Il Divo centres on Andreotti's final years in power, between his election in 1992 and the trial the following year in which he was accused of collusion with the mafia. The previous 45 years are sketched in flashback. Sorrentino paints his subject as a wily, inscrutable figure whose only goal was the retention of power. Yet this is a film which vilifies Andreotti on a personal, rather than moral level, taking great pains to point out that he was never actually convicted of anything much at all.

"Il Divo (or The God) is composed in Sorrentino's unique and unmistakable style, with masque-like ensemble scenes, rectilinear camera positions, Steadicam-swoops along vertiginous perspectives and sudden pulses of jagged, angular electropop on the soundtrack," writes our own Peter Bradshaw.

"The satire is dry, harsh, almost scorched in its texture: there is no gentleness, no emollient inner life to Sorrentino's bewilderingly huge cast of characters; they have no humanising touches and appear motivated by fear and gain, in that order - although Andreotti has moments of droll intimacy with his wife."

"From the very start of the film, when he obscures Andreotti's head with the glowing white orb of a light shade, Sorrentino delights in playing absurdist visual jokes on the audience," writes the Times' Wendy Ide.

"He has immense fun at the expense of the gnome-like Prime Minister's protruding ears, setting up visual echoes throughout the picture. He juxtaposes shots of a thoroughbred, mane streaming, winning a horse race with a ponytailed hitman astride a motorcycle. The cinematography is audaciously stylish, the editing sharp. It's a dazzlingly cinematic experience.

"There is one significant problem, certainly for non-Italian audiences. Despite copious, frequently playful use of onscreen text, the Andreotti political legacy proves to be bafflingly labyrinthine."
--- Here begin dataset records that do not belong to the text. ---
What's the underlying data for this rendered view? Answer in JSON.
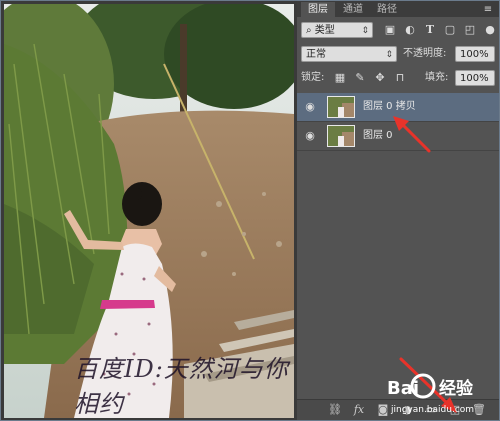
{
  "panel": {
    "tabs": [
      "图层",
      "通道",
      "路径"
    ],
    "filter": {
      "kind_label": "类型"
    },
    "blend_mode": "正常",
    "opacity_label": "不透明度:",
    "opacity_value": "100%",
    "lock_label": "锁定:",
    "fill_label": "填充:",
    "fill_value": "100%",
    "layers": [
      {
        "name": "图层 0 拷贝",
        "selected": true
      },
      {
        "name": "图层 0",
        "selected": false
      }
    ]
  },
  "watermark": {
    "text": "百度ID:天然河与你相约",
    "brand": "Bai度经验",
    "url": "jingyan.baidu.com"
  },
  "colors": {
    "annotation_arrow": "#e8332a",
    "selected_layer": "#5c6c80",
    "panel_bg": "#535353"
  }
}
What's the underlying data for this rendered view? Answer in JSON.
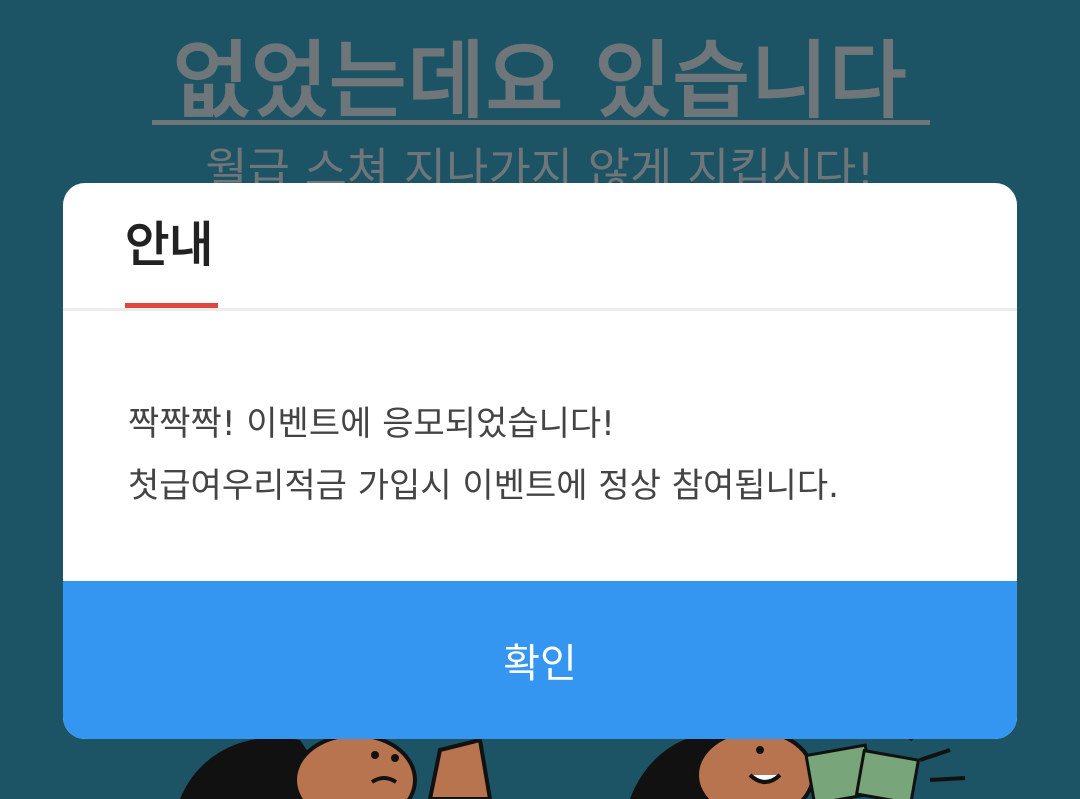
{
  "background": {
    "headline": "없었는데요 있습니다",
    "subline": "월급 스쳐 지나가지 않게 지킵시다!"
  },
  "modal": {
    "title": "안내",
    "message_lines": [
      "짝짝짝! 이벤트에 응모되었습니다!",
      "첫급여우리적금 가입시 이벤트에 정상 참여됩니다."
    ],
    "confirm_label": "확인"
  },
  "colors": {
    "accent_underline": "#e0463e",
    "confirm_button": "#3596f2",
    "background_teal": "#1c5365"
  }
}
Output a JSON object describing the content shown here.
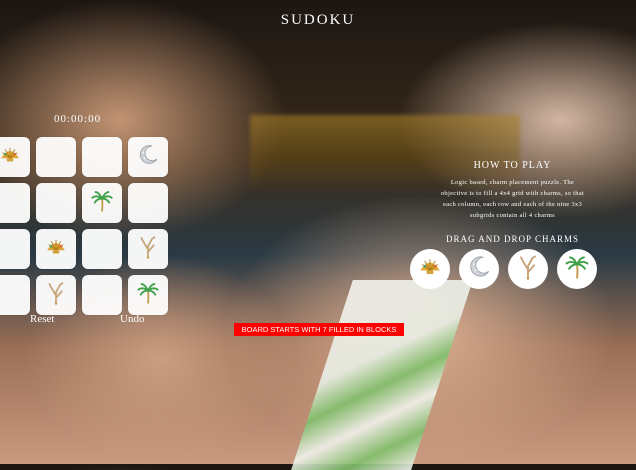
{
  "title": "SUDOKU",
  "timer": "00:00:00",
  "grid": [
    [
      "shell",
      "",
      "",
      "moon"
    ],
    [
      "",
      "",
      "palm",
      ""
    ],
    [
      "",
      "shell",
      "",
      "coral"
    ],
    [
      "",
      "coral",
      "",
      "palm"
    ]
  ],
  "controls": {
    "reset": "Reset",
    "undo": "Undo"
  },
  "banner": "BOARD STARTS WITH 7 FILLED IN BLOCKS",
  "how_to_play": {
    "heading": "HOW TO PLAY",
    "text": "Logic based, charm placement puzzle. The objective is to fill a 4x4 grid with charms, so that each column, each row and each of the nine 3x3 subgrids contain all 4 charms"
  },
  "drag_title": "DRAG AND DROP CHARMS",
  "charms": [
    "shell",
    "moon",
    "coral",
    "palm"
  ],
  "colors": {
    "banner": "#ff0000",
    "cell": "#ffffff"
  }
}
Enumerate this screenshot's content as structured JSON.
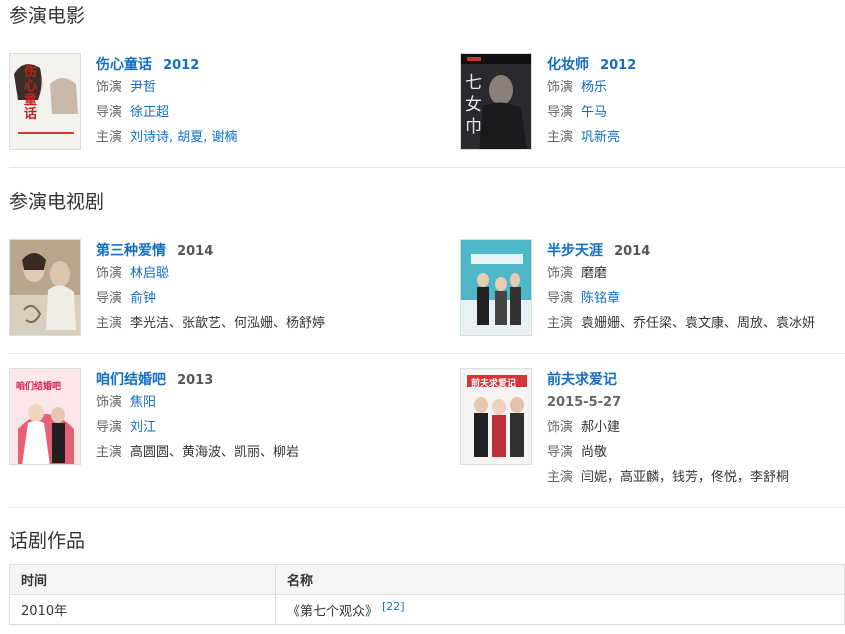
{
  "sections": {
    "films_title": "参演电影",
    "tv_title": "参演电视剧",
    "plays_title": "话剧作品"
  },
  "labels": {
    "role": "饰演",
    "director": "导演",
    "cast": "主演"
  },
  "films": [
    {
      "title": "伤心童话",
      "year": "2012",
      "role": "尹哲",
      "director": "徐正超",
      "cast": "刘诗诗, 胡夏, 谢楠"
    },
    {
      "title": "化妆师",
      "year": "2012",
      "role": "杨乐",
      "director": "午马",
      "cast": "巩新亮"
    }
  ],
  "tv": [
    {
      "title": "第三种爱情",
      "year": "2014",
      "role": "林启聪",
      "director": "俞钟",
      "cast": "李光洁、张歆艺、何泓姗、杨舒婷"
    },
    {
      "title": "半步天涯",
      "year": "2014",
      "role": "磨磨",
      "director": "陈铭章",
      "cast": "袁姗姗、乔任梁、袁文康、周放、袁冰妍"
    },
    {
      "title": "咱们结婚吧",
      "year": "2013",
      "role": "焦阳",
      "director": "刘江",
      "cast": "高圆圆、黄海波、凯丽、柳岩"
    },
    {
      "title": "前夫求爱记",
      "date": "2015-5-27",
      "role": "郝小建",
      "director": "尚敬",
      "cast": "闫妮，高亚麟，钱芳，佟悦，李舒桐"
    }
  ],
  "posters": {
    "film1_text": "伤心童话",
    "film2_text": "七女巾",
    "tv3_text": "咱们结婚吧",
    "tv4_text": "前夫求爱记"
  },
  "plays": {
    "headers": [
      "时间",
      "名称"
    ],
    "rows": [
      {
        "time": "2010年",
        "name": "《第七个观众》",
        "ref": "[22]"
      }
    ]
  },
  "colors": {
    "link": "#136ec2",
    "text": "#333333",
    "label": "#666666",
    "divider": "#e6e6e6"
  }
}
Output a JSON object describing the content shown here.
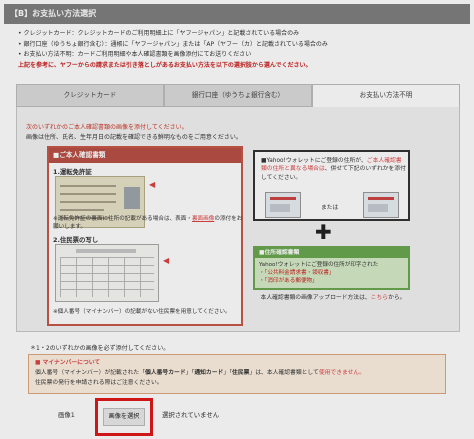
{
  "header": {
    "title": "【B】お支払い方法選択"
  },
  "intro": {
    "bullets": [
      "クレジットカード：クレジットカードのご利用明細上に「ヤフージャパン」と記載されている場合のみ",
      "銀行口座（ゆうちょ銀行含む）：通帳に「ヤフージャパン」または「AP（ヤフー（カ）と記載されている場合のみ",
      "お支払い方法不明：カードご利用明細や本人確認書類を画像添付にてお送りください"
    ],
    "warning": "上記を参考に、ヤフーからの請求または引き落としがあるお支払い方法を以下の選択肢から選んでください。"
  },
  "tabs": [
    {
      "label": "クレジットカード",
      "active": false
    },
    {
      "label": "銀行口座（ゆうちょ銀行含む）",
      "active": false
    },
    {
      "label": "お支払い方法不明",
      "active": true
    }
  ],
  "panel": {
    "intro_red": "次のいずれかのご本人確認書類の画像を添付してください。",
    "intro": "画像は住所、氏名、生年月日の記載を確認できる鮮明なものをご用意ください。",
    "id_box": {
      "head": "■ご本人確認書類",
      "item1": "1.運転免許証",
      "note1": "※運転免許証の裏面に住所の記載がある場合は、表面・",
      "note1_link": "裏面画像",
      "note1_end": "の添付をお願いします。",
      "item2": "2.住民票の写し",
      "note2": "※個人番号（マイナンバー）の記載がない住民票を用意してください。"
    },
    "yahoo_box": {
      "text_a": "■Yahoo!ウォレットにご登録の住所が、",
      "text_red": "ご本人確認書類の住所と異なる場合は",
      "text_b": "、併せて下記のいずれかを添付してください。",
      "or": "または"
    },
    "addr_box": {
      "head": "■住所確認書類",
      "text": "Yahoo!ウォレットにご登録の住所が印字された",
      "item1": "・「公共料金請求書・領収書」",
      "item2": "・「消印がある郵便物」"
    },
    "upload_note": "本人確認書類の画像アップロード方法は、",
    "upload_link": "こちら",
    "upload_end": "から。"
  },
  "required_note": "＊1・2のいずれかの画像を必ず添付してください。",
  "myna": {
    "title": "■ マイナンバーについて",
    "line1_a": "個人番号（マイナンバー）が記載された「",
    "line1_b": "個人番号カード",
    "line1_c": "」「",
    "line1_d": "通知カード",
    "line1_e": "」「",
    "line1_f": "住民票",
    "line1_g": "」は、本人確認書類として",
    "line1_red": "使用できません。",
    "line2": "住民票の発行を申請される際はご注意ください。"
  },
  "upload": {
    "label": "画像1",
    "button": "画像を選択",
    "status": "選択されていません"
  },
  "colors": {
    "header_bg": "#7f7f7f",
    "id_box_border": "#c9574a",
    "addr_box_border": "#6aa84f",
    "highlight": "#e01818"
  }
}
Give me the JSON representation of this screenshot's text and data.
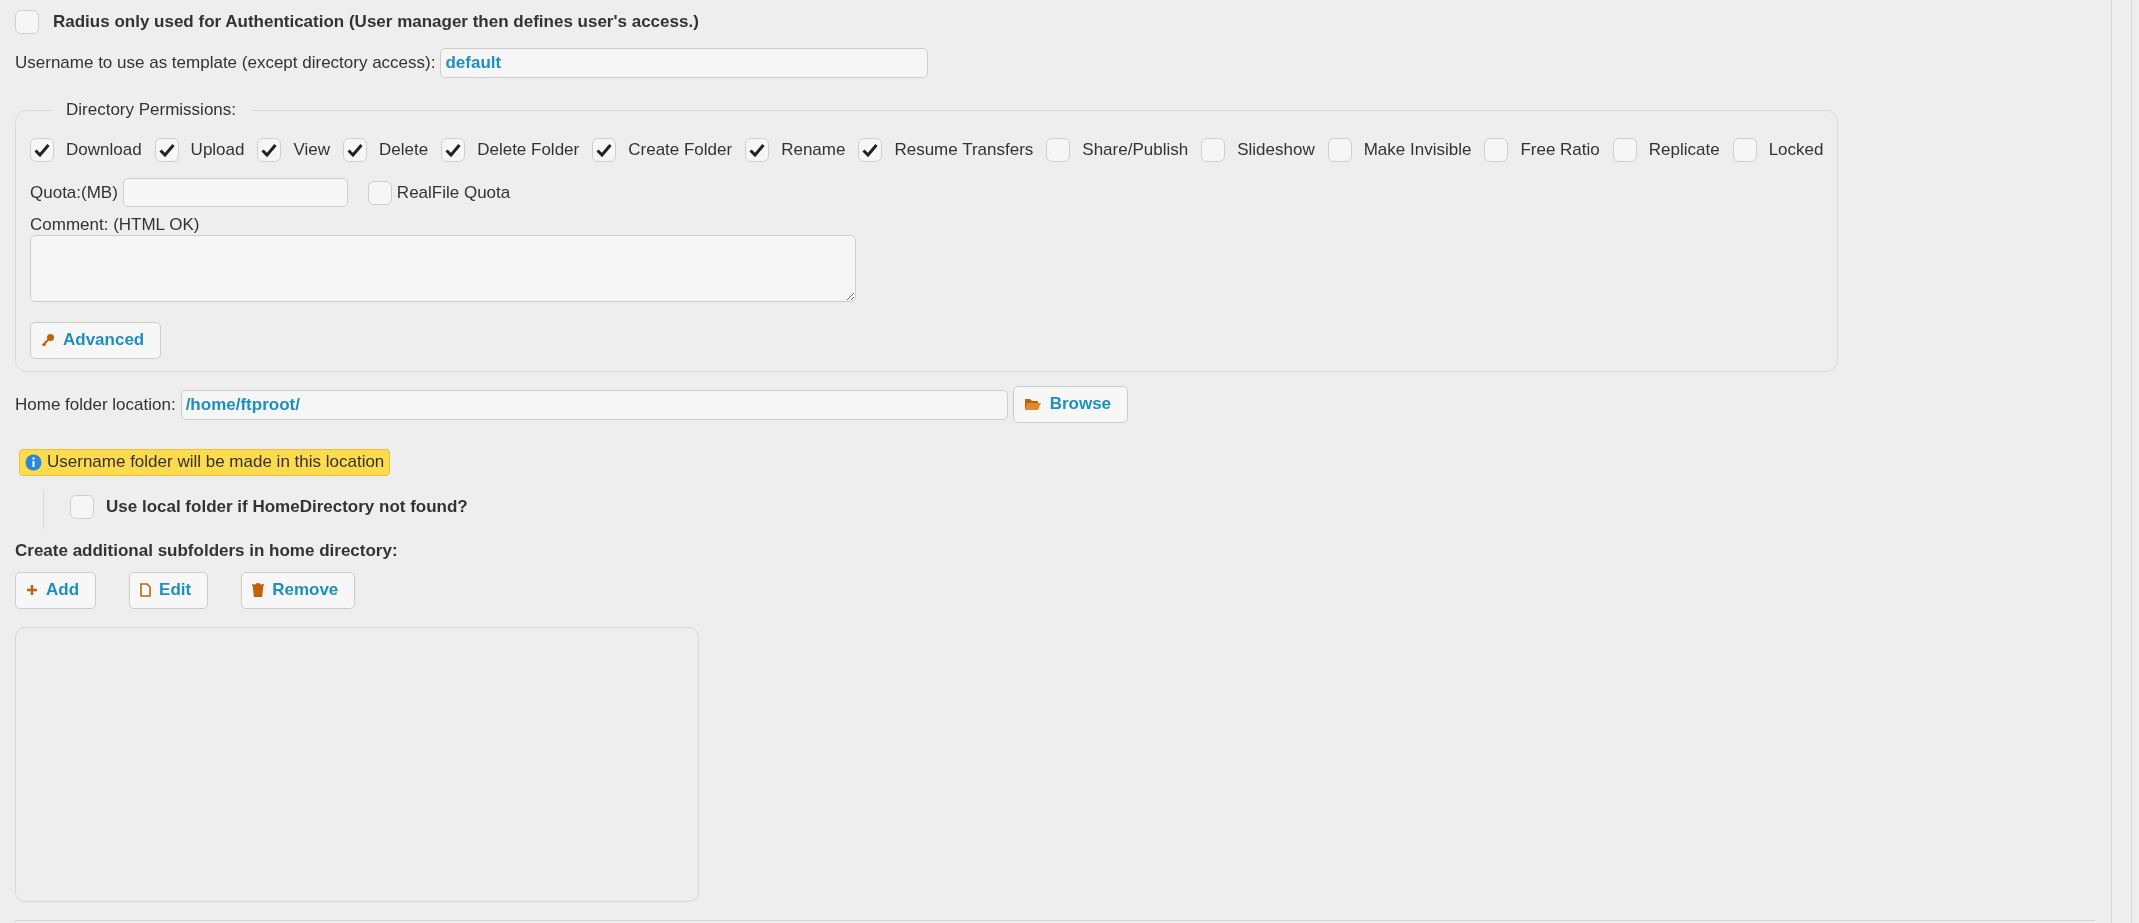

The film's bravura brushstrokes certainly impress the Hollywood Reporter's Peter Brunette. "The frequently outrageous Il Divo follows the career of one of the best-known and most tenacious figures in Italian political history in a lively, sensory-overload, cartoonlike fashion reminiscent of Amelie and Moulin Rouge ... The fact that it's often over-the-top goes with saying, and is part of the fun. Toni Servillo does a magnificent job of interpreting, or rather channeling, Andreotti - down to his trademark stiff slouch, dour, unrevealing face and devastating one-liners."

Not so the Telegraph's Tim Robey: "I'll confess: the entire thing defeated me ... Just when you think this overworked enigma is getting a little tired at the hour mark, there's a massive bombardment of further exposition – junior cabinet ministers, Vatican envoys; you name 'em, I can't – that's pure hell to follow, unless you're seriously steeped in the ins and out of pre-Berlusconi Italian politicking."

Robey certainly has a point: there is a huge amount of information to take in here if Andreotti's antics are new to you. Yet I very much enjoyed the lurid opera of Sorrentino's film. For a man who is something of a blank canvas, Andreotti makes a fascinating, charismatic puppetmaster. As Sorrentino himself has observed, this seems to be a politician with class and presence that surpasses even that of his successor, Silvio Berlusconi.

Did you catch Il Divo at the weekend? And if so, are you bowing before Sorrentino's godlike genius, or wondering what the fuss is about?